The second trial found that oxybutynin chloride topical gel (OTG) produces serum levels similar to an already-approved oxybutynin transdermal patch (Oxytrol), but demonstrates improved skin tolerability that may lead to greater patient acceptability and use. As expected, dry mouth and application site dermatitis were the only treatment-related side effects reported in more than 2% of participants. OTG is designed to provide the same advantages as the patch over a pill formulation, in terms of convenience, ease of delivery, and a lower risk of anticholinergic side effects such as dry mouth and constipation.

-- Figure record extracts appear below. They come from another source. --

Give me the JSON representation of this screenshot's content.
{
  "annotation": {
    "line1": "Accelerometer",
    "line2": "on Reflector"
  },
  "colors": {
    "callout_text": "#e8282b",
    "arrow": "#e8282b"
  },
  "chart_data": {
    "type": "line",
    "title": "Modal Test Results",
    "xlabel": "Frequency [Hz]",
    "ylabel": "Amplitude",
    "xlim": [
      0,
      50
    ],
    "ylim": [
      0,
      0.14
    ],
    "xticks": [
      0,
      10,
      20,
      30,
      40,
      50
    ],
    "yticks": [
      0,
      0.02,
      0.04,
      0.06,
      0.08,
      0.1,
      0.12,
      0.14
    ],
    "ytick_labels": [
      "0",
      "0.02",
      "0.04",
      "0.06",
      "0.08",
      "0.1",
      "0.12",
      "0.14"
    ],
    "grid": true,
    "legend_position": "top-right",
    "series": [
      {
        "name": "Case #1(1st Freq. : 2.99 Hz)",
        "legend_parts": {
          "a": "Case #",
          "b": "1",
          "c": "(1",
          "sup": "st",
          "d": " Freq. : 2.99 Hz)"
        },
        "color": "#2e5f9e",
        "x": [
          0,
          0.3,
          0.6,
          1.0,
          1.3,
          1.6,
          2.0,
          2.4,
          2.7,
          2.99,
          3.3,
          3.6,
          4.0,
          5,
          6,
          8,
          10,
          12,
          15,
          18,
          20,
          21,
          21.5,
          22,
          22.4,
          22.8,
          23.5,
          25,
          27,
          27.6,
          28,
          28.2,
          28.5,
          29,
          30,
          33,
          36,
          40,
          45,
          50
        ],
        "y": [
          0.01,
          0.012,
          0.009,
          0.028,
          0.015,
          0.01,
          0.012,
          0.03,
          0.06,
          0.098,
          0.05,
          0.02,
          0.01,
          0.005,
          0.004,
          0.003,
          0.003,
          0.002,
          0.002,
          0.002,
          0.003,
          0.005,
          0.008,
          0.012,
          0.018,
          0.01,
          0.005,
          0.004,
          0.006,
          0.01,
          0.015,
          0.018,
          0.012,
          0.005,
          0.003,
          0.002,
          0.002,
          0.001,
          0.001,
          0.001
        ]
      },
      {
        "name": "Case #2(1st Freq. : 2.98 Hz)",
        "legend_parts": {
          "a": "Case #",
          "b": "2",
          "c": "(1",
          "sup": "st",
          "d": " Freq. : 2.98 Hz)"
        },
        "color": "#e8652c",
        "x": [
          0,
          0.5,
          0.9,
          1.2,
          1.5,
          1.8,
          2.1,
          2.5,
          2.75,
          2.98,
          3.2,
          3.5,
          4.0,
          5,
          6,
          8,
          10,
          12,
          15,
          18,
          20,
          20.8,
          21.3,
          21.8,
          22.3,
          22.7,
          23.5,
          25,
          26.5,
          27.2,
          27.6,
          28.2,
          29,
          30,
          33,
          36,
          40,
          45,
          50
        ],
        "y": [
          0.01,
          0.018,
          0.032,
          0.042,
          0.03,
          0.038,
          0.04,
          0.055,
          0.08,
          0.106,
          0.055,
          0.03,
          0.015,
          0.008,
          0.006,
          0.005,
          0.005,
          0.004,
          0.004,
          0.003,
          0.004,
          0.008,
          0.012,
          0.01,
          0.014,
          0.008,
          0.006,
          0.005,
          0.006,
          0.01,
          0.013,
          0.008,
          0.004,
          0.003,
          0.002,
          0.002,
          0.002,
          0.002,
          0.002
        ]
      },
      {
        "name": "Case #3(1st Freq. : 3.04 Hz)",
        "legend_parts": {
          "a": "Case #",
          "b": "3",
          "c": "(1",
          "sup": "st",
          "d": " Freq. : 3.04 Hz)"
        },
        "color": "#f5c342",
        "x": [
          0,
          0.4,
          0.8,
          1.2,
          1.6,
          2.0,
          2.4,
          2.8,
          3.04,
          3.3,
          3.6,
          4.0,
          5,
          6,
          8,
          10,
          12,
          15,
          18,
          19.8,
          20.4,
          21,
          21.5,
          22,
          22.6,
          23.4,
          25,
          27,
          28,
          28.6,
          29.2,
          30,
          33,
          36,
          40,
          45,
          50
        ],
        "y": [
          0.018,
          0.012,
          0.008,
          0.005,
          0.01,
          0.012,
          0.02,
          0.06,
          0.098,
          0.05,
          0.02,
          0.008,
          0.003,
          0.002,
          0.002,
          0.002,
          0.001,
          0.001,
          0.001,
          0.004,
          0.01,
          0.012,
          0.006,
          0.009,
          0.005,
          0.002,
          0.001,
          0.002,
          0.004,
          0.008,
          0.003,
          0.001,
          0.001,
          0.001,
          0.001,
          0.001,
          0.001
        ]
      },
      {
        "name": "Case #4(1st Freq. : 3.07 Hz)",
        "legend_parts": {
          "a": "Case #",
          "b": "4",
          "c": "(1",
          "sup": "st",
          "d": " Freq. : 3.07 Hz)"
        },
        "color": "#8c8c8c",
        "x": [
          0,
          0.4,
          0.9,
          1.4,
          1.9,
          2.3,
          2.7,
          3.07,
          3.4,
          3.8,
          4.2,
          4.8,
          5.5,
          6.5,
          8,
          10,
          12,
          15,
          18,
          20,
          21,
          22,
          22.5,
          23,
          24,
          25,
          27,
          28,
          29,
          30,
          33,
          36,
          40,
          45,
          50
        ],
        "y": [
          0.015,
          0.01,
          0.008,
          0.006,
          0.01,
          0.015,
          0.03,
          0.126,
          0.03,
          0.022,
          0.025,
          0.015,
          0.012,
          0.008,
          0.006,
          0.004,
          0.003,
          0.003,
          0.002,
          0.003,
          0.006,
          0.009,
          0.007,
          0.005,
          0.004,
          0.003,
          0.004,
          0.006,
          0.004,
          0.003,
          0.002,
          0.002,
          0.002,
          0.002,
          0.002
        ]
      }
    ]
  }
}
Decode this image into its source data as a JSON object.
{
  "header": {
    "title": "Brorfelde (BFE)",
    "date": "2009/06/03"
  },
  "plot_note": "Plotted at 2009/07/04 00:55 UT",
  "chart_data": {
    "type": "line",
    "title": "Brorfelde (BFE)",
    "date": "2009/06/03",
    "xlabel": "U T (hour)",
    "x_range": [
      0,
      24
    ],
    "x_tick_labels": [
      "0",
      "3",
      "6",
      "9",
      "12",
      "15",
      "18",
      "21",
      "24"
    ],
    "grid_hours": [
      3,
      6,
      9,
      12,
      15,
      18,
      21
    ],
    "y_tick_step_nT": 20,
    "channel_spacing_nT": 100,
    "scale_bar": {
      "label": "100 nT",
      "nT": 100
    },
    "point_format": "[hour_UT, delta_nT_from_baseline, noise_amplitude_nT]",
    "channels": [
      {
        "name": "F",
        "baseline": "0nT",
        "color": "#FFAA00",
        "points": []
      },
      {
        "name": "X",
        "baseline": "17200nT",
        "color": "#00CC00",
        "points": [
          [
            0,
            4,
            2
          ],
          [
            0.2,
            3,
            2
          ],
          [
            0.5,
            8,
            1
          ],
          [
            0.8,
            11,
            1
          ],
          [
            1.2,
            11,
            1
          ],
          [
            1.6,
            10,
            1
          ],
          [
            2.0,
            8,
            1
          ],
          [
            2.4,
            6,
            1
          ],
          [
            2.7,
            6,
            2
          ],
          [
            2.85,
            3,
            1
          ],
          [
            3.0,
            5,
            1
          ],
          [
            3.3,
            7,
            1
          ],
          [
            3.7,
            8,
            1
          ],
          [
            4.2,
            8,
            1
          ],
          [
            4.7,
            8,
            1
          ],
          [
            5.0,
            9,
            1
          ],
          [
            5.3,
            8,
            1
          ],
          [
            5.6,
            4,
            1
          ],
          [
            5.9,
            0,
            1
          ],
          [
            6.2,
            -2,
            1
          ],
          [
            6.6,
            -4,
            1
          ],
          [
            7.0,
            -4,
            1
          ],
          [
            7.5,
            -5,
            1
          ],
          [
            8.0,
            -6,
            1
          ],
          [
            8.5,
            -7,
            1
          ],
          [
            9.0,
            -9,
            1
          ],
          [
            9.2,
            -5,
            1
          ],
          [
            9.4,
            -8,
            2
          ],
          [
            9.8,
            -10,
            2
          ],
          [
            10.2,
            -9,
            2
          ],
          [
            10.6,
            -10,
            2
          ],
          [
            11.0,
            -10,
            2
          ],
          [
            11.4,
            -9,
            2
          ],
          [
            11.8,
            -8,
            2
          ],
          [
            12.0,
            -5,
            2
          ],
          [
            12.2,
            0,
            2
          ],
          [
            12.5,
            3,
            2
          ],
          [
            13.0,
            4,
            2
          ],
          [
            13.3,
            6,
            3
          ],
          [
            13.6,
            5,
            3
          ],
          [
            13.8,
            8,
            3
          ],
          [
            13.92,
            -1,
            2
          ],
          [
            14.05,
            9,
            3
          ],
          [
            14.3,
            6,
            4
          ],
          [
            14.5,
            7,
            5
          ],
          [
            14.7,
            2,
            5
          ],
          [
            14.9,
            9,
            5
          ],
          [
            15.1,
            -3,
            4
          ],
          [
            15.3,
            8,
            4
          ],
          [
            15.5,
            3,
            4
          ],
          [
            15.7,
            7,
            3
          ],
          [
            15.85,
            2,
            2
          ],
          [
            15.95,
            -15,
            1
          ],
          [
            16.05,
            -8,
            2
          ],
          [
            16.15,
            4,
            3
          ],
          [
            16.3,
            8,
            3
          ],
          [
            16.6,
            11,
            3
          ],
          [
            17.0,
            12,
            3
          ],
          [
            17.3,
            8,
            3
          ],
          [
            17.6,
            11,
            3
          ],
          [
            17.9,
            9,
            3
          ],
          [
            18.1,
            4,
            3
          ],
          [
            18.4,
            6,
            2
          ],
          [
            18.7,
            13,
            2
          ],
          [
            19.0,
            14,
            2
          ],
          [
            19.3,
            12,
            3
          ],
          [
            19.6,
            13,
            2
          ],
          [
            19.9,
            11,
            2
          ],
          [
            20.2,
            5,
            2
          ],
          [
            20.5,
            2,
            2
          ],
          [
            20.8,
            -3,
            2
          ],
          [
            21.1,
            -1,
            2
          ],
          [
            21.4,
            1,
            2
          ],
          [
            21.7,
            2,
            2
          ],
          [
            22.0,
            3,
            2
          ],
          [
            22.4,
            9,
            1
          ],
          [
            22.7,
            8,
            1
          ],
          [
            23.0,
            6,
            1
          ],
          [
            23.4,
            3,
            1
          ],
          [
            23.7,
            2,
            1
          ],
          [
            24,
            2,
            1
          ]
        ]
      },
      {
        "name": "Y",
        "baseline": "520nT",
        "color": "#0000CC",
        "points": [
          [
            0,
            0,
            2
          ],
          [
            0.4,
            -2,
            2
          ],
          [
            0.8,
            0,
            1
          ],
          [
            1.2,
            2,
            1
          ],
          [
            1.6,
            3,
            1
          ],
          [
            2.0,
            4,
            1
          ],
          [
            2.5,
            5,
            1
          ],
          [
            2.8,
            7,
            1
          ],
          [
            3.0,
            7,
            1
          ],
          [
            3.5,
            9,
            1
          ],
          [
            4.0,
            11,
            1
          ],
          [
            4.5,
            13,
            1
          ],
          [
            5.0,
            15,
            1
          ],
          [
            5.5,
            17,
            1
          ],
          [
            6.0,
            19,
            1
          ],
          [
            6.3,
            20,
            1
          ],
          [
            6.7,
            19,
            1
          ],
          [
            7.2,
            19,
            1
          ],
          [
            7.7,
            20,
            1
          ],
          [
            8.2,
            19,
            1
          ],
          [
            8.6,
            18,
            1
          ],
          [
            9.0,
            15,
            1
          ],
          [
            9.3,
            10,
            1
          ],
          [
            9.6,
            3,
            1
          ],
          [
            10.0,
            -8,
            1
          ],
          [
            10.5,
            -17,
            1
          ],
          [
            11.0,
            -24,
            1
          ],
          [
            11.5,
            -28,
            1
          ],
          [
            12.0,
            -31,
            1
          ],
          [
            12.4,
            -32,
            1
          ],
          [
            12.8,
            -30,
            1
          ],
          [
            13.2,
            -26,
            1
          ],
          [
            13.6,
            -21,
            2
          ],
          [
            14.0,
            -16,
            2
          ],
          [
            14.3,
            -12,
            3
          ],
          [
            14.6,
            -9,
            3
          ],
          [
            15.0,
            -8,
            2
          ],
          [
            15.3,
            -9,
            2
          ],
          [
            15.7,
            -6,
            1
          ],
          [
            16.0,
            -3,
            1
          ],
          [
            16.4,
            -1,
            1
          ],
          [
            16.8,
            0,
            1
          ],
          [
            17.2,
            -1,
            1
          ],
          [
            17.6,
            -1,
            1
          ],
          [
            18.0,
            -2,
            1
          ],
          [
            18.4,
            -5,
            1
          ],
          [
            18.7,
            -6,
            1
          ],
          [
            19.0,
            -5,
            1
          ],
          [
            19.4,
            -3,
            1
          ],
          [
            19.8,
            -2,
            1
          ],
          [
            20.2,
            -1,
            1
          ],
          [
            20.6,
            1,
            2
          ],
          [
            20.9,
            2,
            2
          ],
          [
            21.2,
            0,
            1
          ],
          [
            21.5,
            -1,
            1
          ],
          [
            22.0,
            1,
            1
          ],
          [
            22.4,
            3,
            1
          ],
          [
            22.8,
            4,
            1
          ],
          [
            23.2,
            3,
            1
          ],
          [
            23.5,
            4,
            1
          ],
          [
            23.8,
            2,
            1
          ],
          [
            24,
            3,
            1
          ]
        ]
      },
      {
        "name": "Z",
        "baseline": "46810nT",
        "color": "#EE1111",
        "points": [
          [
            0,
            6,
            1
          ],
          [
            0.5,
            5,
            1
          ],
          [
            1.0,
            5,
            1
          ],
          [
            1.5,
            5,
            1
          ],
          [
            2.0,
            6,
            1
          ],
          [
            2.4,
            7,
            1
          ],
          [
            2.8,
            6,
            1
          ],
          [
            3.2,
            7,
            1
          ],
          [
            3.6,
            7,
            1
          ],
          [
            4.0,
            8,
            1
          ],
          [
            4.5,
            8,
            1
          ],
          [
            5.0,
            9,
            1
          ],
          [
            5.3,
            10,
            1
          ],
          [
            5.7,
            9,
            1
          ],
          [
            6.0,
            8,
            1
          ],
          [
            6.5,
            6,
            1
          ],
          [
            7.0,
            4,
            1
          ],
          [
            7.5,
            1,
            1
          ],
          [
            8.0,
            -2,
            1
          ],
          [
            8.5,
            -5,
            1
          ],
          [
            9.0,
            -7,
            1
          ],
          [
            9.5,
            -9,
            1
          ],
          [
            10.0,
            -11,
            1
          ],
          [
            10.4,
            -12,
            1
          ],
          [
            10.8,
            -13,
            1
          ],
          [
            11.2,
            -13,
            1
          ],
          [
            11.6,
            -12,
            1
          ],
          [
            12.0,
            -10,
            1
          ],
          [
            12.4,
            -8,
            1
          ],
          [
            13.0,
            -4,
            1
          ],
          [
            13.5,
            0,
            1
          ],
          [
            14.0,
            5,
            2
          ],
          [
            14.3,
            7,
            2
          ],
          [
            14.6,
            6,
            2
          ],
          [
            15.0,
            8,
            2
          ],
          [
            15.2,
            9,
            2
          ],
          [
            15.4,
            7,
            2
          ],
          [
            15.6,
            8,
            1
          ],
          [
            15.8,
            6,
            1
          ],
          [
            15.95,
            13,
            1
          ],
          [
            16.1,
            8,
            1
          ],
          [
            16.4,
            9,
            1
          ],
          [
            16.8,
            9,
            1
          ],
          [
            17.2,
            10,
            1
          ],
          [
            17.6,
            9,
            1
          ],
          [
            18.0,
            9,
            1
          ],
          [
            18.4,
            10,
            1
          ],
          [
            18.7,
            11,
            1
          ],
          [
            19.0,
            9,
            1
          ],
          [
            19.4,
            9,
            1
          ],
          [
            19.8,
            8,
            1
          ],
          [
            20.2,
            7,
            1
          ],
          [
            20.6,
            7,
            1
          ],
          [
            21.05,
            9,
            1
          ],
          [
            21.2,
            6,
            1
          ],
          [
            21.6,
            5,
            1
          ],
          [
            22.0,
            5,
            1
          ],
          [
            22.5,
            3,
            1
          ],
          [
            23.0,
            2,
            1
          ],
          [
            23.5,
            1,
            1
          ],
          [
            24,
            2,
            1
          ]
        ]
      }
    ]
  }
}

Edward Heimers, Jr, executive vice president and president of Watson’s Brand Division, said: “We are extremely encouraged by the results demonstrated in these two trials, as they support the safety of silodosin and the potential efficacy of OTG as well as offer important patient benefits. A marketing application for silodosin has been filed with the FDA, and one for OTG will be filed. Both products represent potentially important additions to the expanding Watson urology franchise.”